Name:Wright, Edward
Email:wright@astro.ucla.edu
Institution:UCLA
Title:WISE Overview
Topic:Discoveries
Abstract:WISE launched one 14 Dec 2014 and surveyed the entire sky in 4 bands from about 7 Jan 2010 to 6 Aug 2014. It continued to survey in 3 bands until 30 Sep 2014, and then
continued the NEOWISE asteroid program in two bands until 1 Feb 2011.
After a 2.5 year hiatus, NEOWISE was restarted, and after passively cooling down to below 74 K, observations restarted in mid-Dec 2013. The fifth coverage of the sky
is now underway, although some parts of the sky have already been covered 6 times.

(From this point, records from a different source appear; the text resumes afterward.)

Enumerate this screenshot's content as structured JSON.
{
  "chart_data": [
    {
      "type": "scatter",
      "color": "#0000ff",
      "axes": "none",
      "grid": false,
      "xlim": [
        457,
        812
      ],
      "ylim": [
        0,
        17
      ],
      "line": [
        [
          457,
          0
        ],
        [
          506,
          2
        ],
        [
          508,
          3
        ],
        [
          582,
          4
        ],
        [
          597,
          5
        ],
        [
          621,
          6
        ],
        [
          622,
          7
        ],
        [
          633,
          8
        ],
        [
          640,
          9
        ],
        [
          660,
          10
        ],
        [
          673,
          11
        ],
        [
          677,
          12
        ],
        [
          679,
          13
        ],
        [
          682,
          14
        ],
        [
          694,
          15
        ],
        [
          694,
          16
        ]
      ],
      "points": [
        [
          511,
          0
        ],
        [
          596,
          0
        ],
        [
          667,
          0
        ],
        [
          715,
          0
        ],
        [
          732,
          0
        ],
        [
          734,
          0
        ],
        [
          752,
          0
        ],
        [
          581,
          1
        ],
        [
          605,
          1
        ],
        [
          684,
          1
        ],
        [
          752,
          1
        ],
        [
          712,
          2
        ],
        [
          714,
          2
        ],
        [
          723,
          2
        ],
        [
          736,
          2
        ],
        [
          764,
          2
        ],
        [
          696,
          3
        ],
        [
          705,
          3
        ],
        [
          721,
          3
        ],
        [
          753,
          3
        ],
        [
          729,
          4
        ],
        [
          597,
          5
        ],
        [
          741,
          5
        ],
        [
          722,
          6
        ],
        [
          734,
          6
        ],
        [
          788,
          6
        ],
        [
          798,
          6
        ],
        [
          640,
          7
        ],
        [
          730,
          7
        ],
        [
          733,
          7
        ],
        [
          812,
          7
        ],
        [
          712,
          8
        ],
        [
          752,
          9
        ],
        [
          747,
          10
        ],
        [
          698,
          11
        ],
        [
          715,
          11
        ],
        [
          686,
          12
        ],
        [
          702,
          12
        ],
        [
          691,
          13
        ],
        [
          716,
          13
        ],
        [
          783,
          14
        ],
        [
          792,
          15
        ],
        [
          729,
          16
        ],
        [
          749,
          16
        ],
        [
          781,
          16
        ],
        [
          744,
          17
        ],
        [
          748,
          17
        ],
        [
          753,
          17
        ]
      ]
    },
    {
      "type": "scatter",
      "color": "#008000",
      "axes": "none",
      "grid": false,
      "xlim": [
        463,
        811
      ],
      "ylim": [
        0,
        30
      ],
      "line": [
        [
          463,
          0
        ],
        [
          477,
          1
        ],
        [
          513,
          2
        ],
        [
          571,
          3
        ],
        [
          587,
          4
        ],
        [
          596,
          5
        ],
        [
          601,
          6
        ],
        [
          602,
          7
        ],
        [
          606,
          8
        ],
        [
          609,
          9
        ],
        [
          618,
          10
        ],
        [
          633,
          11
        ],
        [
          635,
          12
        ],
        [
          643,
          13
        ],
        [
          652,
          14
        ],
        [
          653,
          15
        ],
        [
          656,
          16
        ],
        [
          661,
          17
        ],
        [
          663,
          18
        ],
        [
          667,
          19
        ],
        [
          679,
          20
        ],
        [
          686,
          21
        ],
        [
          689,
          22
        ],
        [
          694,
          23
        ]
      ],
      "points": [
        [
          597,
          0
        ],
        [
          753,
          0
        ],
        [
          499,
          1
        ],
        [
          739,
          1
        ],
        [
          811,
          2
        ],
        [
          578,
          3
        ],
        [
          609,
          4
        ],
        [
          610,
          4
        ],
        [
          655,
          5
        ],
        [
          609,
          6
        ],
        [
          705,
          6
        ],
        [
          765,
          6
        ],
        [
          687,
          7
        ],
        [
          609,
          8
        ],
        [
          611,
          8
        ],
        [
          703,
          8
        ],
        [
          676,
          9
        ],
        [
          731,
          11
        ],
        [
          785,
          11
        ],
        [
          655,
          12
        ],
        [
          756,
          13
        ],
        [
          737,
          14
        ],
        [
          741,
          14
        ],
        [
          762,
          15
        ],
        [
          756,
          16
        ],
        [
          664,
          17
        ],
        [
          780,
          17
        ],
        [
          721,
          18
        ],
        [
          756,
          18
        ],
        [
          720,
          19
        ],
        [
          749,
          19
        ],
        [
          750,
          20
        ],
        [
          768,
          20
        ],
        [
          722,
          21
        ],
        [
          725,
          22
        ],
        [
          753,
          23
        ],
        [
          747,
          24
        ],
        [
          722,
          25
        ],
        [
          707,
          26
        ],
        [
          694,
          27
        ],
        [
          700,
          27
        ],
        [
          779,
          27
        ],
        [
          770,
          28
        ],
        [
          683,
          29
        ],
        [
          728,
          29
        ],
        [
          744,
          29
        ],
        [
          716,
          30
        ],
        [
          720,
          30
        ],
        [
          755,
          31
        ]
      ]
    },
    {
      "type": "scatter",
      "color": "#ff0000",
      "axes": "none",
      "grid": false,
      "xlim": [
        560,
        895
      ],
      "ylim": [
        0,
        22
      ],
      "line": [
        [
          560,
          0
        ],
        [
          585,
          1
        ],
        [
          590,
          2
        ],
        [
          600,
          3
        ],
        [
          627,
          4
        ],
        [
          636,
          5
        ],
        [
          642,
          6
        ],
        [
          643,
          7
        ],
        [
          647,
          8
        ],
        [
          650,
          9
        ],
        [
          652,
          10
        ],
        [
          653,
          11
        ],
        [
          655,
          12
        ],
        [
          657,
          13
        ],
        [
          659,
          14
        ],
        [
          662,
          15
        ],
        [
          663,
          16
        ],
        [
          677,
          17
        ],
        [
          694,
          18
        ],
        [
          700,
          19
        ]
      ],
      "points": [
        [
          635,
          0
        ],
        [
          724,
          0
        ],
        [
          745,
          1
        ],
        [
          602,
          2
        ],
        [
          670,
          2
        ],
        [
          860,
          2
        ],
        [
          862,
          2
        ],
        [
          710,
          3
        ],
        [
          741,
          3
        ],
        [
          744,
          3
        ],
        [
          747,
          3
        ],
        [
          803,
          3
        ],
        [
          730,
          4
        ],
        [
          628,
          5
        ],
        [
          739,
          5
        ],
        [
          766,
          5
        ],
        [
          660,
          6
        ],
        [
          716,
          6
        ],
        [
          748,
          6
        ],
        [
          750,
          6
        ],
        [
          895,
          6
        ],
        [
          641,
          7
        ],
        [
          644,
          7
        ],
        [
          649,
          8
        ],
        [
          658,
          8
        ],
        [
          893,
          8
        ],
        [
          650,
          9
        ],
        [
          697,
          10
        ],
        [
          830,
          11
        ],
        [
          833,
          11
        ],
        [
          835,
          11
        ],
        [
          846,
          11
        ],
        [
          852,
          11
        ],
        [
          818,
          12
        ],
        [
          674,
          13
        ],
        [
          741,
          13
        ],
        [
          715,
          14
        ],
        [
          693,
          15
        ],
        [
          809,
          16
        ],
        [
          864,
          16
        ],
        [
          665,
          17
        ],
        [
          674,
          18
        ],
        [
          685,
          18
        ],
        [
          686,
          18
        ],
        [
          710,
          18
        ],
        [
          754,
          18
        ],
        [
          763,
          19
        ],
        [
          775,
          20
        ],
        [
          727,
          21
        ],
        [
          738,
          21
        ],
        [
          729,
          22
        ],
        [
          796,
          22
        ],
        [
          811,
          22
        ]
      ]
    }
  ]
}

WISE set out to get radiometric diameters on many asteroids, and observed about 160,000 asteroids. The NEO albedo distribution is distinctly bimodal, with 25% of the NEOs in a dark population peaking at 3% p_V. WISE set out to find the closest stars, and WISE data has been used to find brown dwarfs 2 and 2.3 pc from the Sun.
WISE set out to find the most luminous galaxies in the Universe, and has found hot dust-obscured galaxies with luminosities over 10^14 Suns. The ongoing NEOWISE observations can greatly improve both variability and proper motion studies, and also improve the selection of normal galaxies near z=1.